The position of chaos in popular mythology says a lot about the culture we’re living in. The Dark Knight is about a character fighting to keep the world in check, to hold back change and preserve the status quo. Compare to the Clinton era opus, The Matrix, which posits super-cool chaos warriors who go through the world destroying all symbols of authority in their path. Part of the reason that the later Matrix films failed is likely that people found it harder to relate to characters who want to destroy the status quo after suffering through an event like 9/11. Neo and Trinity are the kind of characters that Batman would be taking on in his attempt to keep a fragile hold on order.
Part of the reason why I find Morrison’s work on Final Crisis and particularly Batman RIP so interesting is that it’s so distinctively tied to the world we’re living in now, a dramatization of the end of the Bush era. Final Crisis’ Slayer album cover aesthetic is all in service of a story that’s designed to “let evil win,” before bringing things back in an explosive burst of hope. It’s a way to exorcise our demons, to pass through the ultimate terror and show that humanity will always come out strong. It’s appropriate that the last issue of Final Crisis will come out within a week of Obama’s inauguration, to kick start the new era.
RIP is even more interesting because of the way it turns Batman from a protector of order into his own force of chaos. Pretty much all the Batman films are dominated by their villains, Morrison’s great achievement is to make Batman himself the most interesting character in the comic. Over the course of RIP, we see a guy who’s exerting all his mental energy trying to maintain control, to hold back the force of chaos. In doing so, he finds himself in a war against the Black Glove, an uber-powerful organization that is so devious, he can never hope to defeat it. It’s Batman’s own war on terror, and one of the most powerful scenes in the arc is when Jezebel suggests that Bruce himself was the one who created the Black Glove, because he couldn’t deal with not having an enemy to fight. He is addicted to being Batman, and having this ultimate enemy, one he can never defeat, justifies the billions of dollars he spends on gear.

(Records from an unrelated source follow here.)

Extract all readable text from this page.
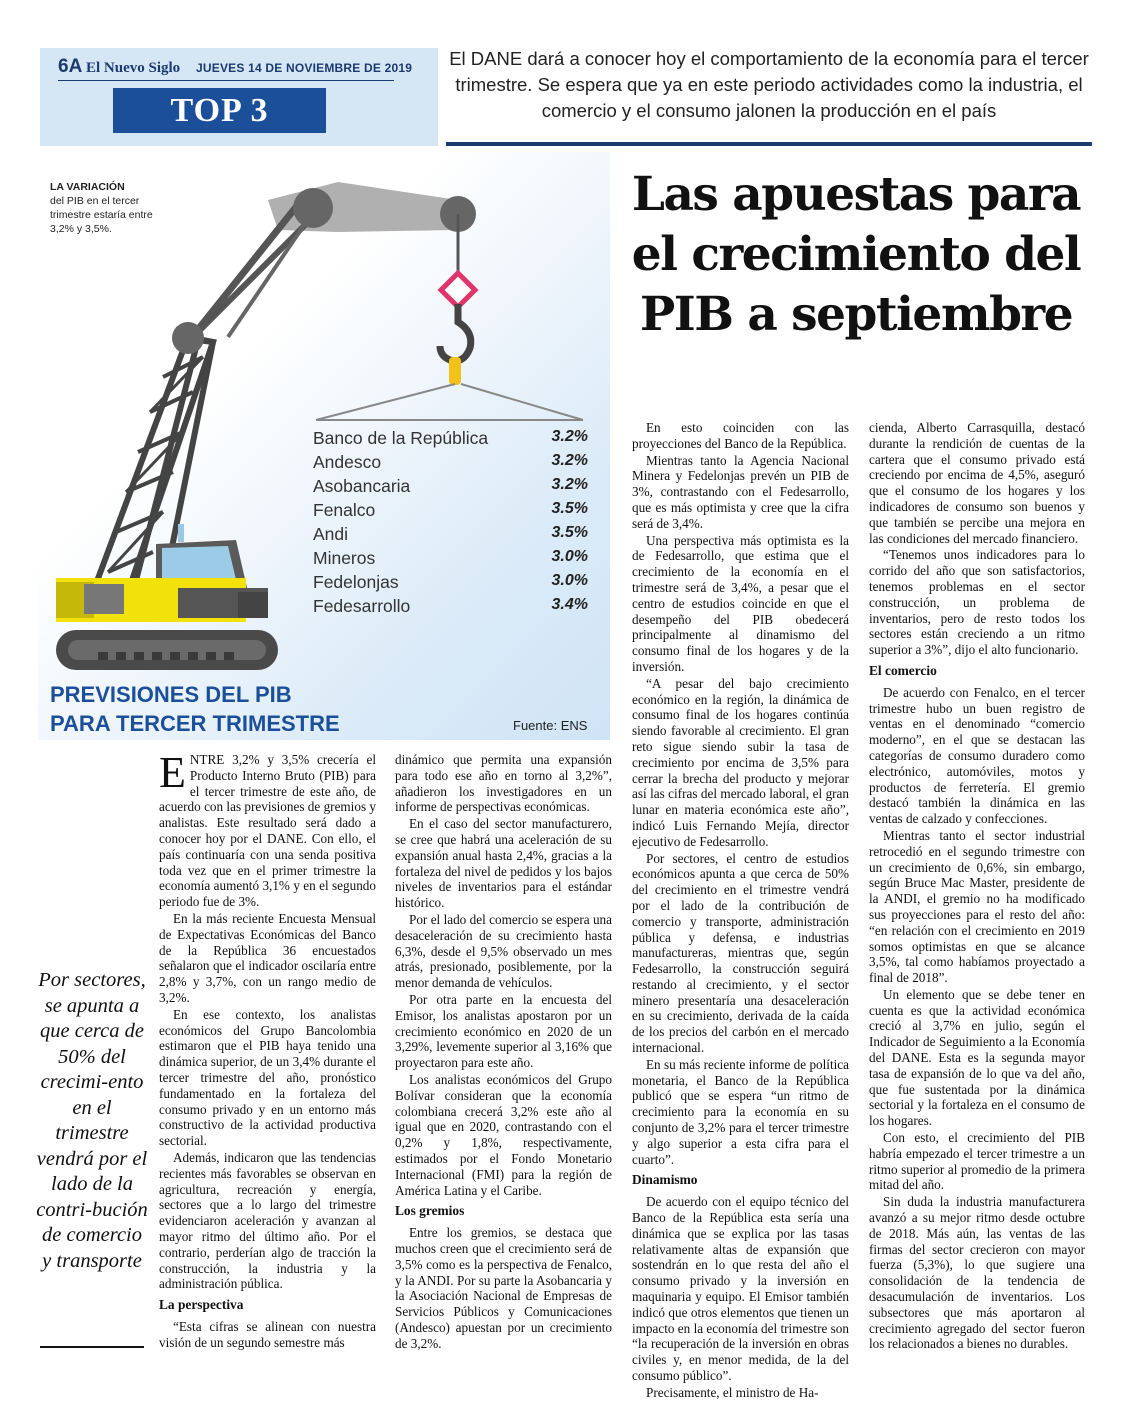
6A El Nuevo Siglo JUEVES 14 DE NOVIEMBRE DE 2019
TOP 3
El DANE dará a conocer hoy el comportamiento de la economía para el tercer trimestre. Se espera que ya en este periodo actividades como la industria, el comercio y el consumo jalonen la producción en el país
LA VARIACIÓN
del PIB en el tercer trimestre estaría entre 3,2% y 3,5%.
Banco de la República	3.2%
Andesco	3.2%
Asobancaria	3.2%
Fenalco	3.5%
Andi	3.5%
Mineros	3.0%
Fedelonjas	3.0%
Fedesarrollo	3.4%
PREVISIONES DEL PIB
PARA TERCER TRIMESTRE	Fuente: ENS
Las apuestas para el crecimiento del PIB a septiembre
Por sectores, se apunta a que cerca de 50% del crecimi-ento en el trimestre vendrá por el lado de la contri-bución de comercio y transporte

ENTRE 3,2% y 3,5% crecería el Producto Interno Bruto (PIB) para el tercer trimestre de este año, de acuerdo con las previsiones de gremios y analistas. Este resultado será dado a conocer hoy por el DANE. Con ello, el país continuaría con una senda positiva toda vez que en el primer trimestre la economía aumentó 3,1% y en el segundo periodo fue de 3%.

En la más reciente Encuesta Mensual de Expectativas Económicas del Banco de la República 36 encuestados señalaron que el indicador oscilaría entre 2,8% y 3,7%, con un rango medio de 3,2%.

En ese contexto, los analistas económicos del Grupo Bancolombia estimaron que el PIB haya tenido una dinámica superior, de un 3,4% durante el tercer trimestre del año, pronóstico fundamentado en la fortaleza del consumo privado y en un entorno más constructivo de la actividad productiva sectorial.

Además, indicaron que las tendencias recientes más favorables se observan en agricultura, recreación y energía, sectores que a lo largo del trimestre evidenciaron aceleración y avanzan al mayor ritmo del último año. Por el contrario, perderían algo de tracción la construcción, la industria y la administración pública.

La perspectiva

“Esta cifras se alinean con nuestra visión de un segundo semestre más

dinámico que permita una expansión para todo ese año en torno al 3,2%”, añadieron los investigadores en un informe de perspectivas económicas.

En el caso del sector manufacturero, se cree que habrá una aceleración de su expansión anual hasta 2,4%, gracias a la fortaleza del nivel de pedidos y los bajos niveles de inventarios para el estándar histórico.

Por el lado del comercio se espera una desaceleración de su crecimiento hasta 6,3%, desde el 9,5% observado un mes atrás, presionado, posiblemente, por la menor demanda de vehículos.

Por otra parte en la encuesta del Emisor, los analistas apostaron por un crecimiento económico en 2020 de un 3,29%, levemente superior al 3,16% que proyectaron para este año.

Los analistas económicos del Grupo Bolívar consideran que la economía colombiana crecerá 3,2% este año al igual que en 2020, contrastando con el 0,2% y 1,8%, respectivamente, estimados por el Fondo Monetario Internacional (FMI) para la región de América Latina y el Caribe.

Los gremios

Entre los gremios, se destaca que muchos creen que el crecimiento será de 3,5% como es la perspectiva de Fenalco, y la ANDI. Por su parte la Asobancaria y la Asociación Nacional de Empresas de Servicios Públicos y Comunicaciones (Andesco) apuestan por un crecimiento de 3,2%.

En esto coinciden con las proyecciones del Banco de la República.

Mientras tanto la Agencia Nacional Minera y Fedelonjas prevén un PIB de 3%, contrastando con el Fedesarrollo, que es más optimista y cree que la cifra será de 3,4%.

Una perspectiva más optimista es la de Fedesarrollo, que estima que el crecimiento de la economía en el trimestre será de 3,4%, a pesar que el centro de estudios coincide en que el desempeño del PIB obedecerá principalmente al dinamismo del consumo final de los hogares y de la inversión.

“A pesar del bajo crecimiento económico en la región, la dinámica de consumo final de los hogares continúa siendo favorable al crecimiento. El gran reto sigue siendo subir la tasa de crecimiento por encima de 3,5% para cerrar la brecha del producto y mejorar así las cifras del mercado laboral, el gran lunar en materia económica este año”, indicó Luis Fernando Mejía, director ejecutivo de Fedesarrollo.

Por sectores, el centro de estudios económicos apunta a que cerca de 50% del crecimiento en el trimestre vendrá por el lado de la contribución de comercio y transporte, administración pública y defensa, e industrias manufactureras, mientras que, según Fedesarrollo, la construcción seguirá restando al crecimiento, y el sector minero presentaría una desaceleración en su crecimiento, derivada de la caída de los precios del carbón en el mercado internacional.

En su más reciente informe de política monetaria, el Banco de la República publicó que se espera “un ritmo de crecimiento para la economía en su conjunto de 3,2% para el tercer trimestre y algo superior a esta cifra para el cuarto”.

Dinamismo

De acuerdo con el equipo técnico del Banco de la República esta sería una dinámica que se explica por las tasas relativamente altas de expansión que sostendrán en lo que resta del año el consumo privado y la inversión en maquinaria y equipo. El Emisor también indicó que otros elementos que tienen un impacto en la economía del trimestre son “la recuperación de la inversión en obras civiles y, en menor medida, de la del consumo público”.

Precisamente, el ministro de Ha-

cienda, Alberto Carrasquilla, destacó durante la rendición de cuentas de la cartera que el consumo privado está creciendo por encima de 4,5%, aseguró que el consumo de los hogares y los indicadores de consumo son buenos y que también se percibe una mejora en las condiciones del mercado financiero.

“Tenemos unos indicadores para lo corrido del año que son satisfactorios, tenemos problemas en el sector construcción, un problema de inventarios, pero de resto todos los sectores están creciendo a un ritmo superior a 3%”, dijo el alto funcionario.

El comercio

De acuerdo con Fenalco, en el tercer trimestre hubo un buen registro de ventas en el denominado “comercio moderno”, en el que se destacan las categorías de consumo duradero como electrónico, automóviles, motos y productos de ferretería. El gremio destacó también la dinámica en las ventas de calzado y confecciones.

Mientras tanto el sector industrial retrocedió en el segundo trimestre con un crecimiento de 0,6%, sin embargo, según Bruce Mac Master, presidente de la ANDI, el gremio no ha modificado sus proyecciones para el resto del año: “en relación con el crecimiento en 2019 somos optimistas en que se alcance 3,5%, tal como habíamos proyectado a final de 2018”.

Un elemento que se debe tener en cuenta es que la actividad económica creció al 3,7% en julio, según el Indicador de Seguimiento a la Economía del DANE. Esta es la segunda mayor tasa de expansión de lo que va del año, que fue sustentada por la dinámica sectorial y la fortaleza en el consumo de los hogares.

Con esto, el crecimiento del PIB habría empezado el tercer trimestre a un ritmo superior al promedio de la primera mitad del año.

Sin duda la industria manufacturera avanzó a su mejor ritmo desde octubre de 2018. Más aún, las ventas de las firmas del sector crecieron con mayor fuerza (5,3%), lo que sugiere una consolidación de la tendencia de desacumulación de inventarios. Los subsectores que más aportaron al crecimiento agregado del sector fueron los relacionados a bienes no durables.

There’s a pointed criticism of the military-industrial complex there. Jezebel ponders what the money he’s spent being Batman could have done in a third world country. Instead, Bruce chose to fight a war that will never end, a war that eventually upsets his mental state and turns him from an agent of order to an agent of chaos.
It’ll probably take a few years before we see works that reflect an Obama era view of the world, but I think we will see a move away from the intense emphasis on ‘realism’ and darkness. If the world becomes a better place, art will reflect that too. Maybe in the next Bond movie, James will finally be able to have a little fun without feeling so guilty about it.